Breaking: Junta ignores ECOWAS threat, makes more arrests of Niamey politicians
The military junta in Niger has escalated its actions by detaining three additional senior politicians from the ousted government on Monday, defying international calls for the restoration of democratic rule.
As the turmoil extends beyond the streets to the markets, sources revealed that the regional central bank has cancelled Niger’s planned 30 billion CFA ($51 million) bond issuance, which was scheduled for Monday in the West African regional debt market, following sanctions.
The junta’s takeover of power and the ousting of elected President Mohamed Bazoum have drawn condemnation from the African Union, the U.N., the European Union, and other global powers. It marks the seventh military takeover in less than three years in West and Central Africa, sparking concerns about the stability of the Sahel region. Countries like the United States and France, which have troops in Niger, have been collaborating with the previous government in combating militant forces linked to Islamic State and al Qaeda.
The coup also raises Western concerns due to Niger’s status as the world’s seventh-largest uranium producer, a crucial metal for nuclear energy and cancer treatment.
The military junta arrested the former government’s mines minister, the head of the ruling party, and oil minister Mahamane Sani Mahamadou, who is also the son of former president Issoufou Mahamadou, as confirmed by the Nigerien Party for Democracy and Socialism (PNDS-Tarayya). Prior to this, the interior minister, transport minister, and a deputy had already been detained.
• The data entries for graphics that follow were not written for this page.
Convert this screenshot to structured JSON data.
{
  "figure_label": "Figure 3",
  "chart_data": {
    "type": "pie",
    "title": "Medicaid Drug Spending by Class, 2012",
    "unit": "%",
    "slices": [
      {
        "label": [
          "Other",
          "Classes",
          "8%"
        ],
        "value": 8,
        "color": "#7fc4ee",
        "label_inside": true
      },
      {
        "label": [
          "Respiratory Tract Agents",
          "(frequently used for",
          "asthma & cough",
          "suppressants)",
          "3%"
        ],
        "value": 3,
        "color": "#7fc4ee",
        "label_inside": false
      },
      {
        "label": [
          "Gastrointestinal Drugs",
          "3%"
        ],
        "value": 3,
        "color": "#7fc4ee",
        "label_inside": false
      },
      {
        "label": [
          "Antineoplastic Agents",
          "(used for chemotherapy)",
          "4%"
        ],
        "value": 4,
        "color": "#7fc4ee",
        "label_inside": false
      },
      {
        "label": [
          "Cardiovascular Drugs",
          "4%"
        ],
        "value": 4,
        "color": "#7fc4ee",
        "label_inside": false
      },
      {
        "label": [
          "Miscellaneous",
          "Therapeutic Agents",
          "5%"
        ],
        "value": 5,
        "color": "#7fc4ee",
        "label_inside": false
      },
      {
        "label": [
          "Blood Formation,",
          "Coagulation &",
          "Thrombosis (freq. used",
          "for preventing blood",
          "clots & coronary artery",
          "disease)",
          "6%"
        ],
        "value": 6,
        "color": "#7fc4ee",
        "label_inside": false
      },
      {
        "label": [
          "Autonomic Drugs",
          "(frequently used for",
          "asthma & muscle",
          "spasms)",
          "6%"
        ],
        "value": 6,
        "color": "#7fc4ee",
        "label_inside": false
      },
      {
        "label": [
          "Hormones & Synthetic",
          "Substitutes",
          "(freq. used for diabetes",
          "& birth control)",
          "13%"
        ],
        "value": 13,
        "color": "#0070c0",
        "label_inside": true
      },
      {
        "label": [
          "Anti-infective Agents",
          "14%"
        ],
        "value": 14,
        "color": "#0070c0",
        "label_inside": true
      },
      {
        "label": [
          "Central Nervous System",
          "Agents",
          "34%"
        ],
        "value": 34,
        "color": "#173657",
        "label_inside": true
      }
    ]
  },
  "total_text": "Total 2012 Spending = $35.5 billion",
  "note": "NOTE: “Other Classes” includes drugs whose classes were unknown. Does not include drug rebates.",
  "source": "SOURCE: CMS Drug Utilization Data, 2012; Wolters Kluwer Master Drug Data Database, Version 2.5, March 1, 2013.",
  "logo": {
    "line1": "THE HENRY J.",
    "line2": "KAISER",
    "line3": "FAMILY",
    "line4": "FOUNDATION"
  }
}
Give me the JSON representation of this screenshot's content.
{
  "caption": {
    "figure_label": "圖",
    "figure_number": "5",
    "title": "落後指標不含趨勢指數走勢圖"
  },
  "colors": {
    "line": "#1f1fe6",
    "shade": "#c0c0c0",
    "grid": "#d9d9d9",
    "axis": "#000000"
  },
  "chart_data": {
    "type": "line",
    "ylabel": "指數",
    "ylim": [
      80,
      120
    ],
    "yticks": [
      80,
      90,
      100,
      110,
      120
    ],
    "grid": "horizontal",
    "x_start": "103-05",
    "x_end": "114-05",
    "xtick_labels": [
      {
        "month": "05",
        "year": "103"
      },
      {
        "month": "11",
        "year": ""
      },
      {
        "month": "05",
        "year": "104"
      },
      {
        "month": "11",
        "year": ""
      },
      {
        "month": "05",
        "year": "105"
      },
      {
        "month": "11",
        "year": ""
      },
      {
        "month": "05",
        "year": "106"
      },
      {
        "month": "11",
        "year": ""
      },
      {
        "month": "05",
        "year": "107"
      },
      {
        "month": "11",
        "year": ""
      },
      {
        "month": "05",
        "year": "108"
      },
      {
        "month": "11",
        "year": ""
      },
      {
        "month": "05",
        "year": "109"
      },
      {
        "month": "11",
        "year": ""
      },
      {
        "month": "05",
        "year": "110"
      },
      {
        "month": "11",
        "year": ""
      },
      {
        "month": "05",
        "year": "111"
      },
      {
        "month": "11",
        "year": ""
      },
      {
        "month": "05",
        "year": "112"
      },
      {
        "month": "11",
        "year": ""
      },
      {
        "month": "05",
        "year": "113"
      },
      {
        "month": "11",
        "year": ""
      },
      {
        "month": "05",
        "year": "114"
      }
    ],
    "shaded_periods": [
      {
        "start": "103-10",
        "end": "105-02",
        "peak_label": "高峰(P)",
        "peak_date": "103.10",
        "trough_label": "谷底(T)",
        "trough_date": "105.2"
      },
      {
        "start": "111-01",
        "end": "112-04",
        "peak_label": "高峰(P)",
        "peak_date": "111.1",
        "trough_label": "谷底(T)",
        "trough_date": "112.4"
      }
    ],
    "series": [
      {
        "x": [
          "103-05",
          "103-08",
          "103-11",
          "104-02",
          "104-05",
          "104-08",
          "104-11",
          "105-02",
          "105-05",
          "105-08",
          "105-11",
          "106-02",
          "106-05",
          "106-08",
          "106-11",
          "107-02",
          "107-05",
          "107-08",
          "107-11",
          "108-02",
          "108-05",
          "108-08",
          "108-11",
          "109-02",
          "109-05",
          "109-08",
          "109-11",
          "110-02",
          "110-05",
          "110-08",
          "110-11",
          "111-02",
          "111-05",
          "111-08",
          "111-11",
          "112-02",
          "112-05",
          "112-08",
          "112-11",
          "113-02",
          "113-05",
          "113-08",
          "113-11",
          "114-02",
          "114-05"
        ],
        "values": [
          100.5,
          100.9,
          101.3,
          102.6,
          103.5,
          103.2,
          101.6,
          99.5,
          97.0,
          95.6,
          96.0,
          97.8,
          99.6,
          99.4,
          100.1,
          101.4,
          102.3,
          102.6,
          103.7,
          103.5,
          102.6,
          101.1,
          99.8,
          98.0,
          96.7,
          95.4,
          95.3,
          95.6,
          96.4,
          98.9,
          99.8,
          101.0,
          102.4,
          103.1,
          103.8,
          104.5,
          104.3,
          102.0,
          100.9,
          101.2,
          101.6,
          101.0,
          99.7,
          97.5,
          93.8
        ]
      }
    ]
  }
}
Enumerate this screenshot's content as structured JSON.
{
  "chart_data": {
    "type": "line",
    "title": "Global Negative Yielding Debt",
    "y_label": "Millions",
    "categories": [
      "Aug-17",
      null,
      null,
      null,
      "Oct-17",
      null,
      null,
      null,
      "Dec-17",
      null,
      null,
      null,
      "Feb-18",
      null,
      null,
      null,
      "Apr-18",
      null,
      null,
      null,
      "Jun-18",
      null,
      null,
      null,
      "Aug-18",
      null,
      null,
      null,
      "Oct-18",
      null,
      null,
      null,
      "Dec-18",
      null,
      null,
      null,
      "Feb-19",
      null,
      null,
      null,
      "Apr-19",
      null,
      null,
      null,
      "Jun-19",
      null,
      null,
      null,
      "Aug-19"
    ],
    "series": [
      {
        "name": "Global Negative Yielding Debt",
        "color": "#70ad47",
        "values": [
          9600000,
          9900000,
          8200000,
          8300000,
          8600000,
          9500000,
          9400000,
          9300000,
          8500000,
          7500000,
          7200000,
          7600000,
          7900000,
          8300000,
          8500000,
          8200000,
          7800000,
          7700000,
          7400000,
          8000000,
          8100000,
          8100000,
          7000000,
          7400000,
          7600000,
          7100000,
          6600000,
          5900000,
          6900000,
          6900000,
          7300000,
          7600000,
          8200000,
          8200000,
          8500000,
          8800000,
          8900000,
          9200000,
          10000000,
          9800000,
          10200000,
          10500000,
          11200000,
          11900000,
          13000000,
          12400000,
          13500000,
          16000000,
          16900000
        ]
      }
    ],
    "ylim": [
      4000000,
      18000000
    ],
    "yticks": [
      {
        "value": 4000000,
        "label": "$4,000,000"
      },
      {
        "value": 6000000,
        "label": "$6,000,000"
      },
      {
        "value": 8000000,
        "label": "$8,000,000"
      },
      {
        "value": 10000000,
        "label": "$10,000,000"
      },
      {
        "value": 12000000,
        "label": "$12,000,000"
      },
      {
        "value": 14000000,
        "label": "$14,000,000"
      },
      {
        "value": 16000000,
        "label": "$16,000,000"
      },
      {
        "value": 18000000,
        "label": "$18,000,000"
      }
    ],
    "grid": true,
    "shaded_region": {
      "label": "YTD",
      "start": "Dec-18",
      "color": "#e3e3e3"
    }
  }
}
The party denounced the arrests, highlighting the “repressive and dictatorial” nature of the coup leaders and urging citizens to unite to protect democracy.
The detentions were announced shortly after Chadian President Mahamat Idriss Deby arrived in Niger to mediate between the coup leaders and the ousted government. Deby posted photos of Bazoum, showing him unharmed and smiling, as part of his efforts to find a peaceful resolution to the crisis.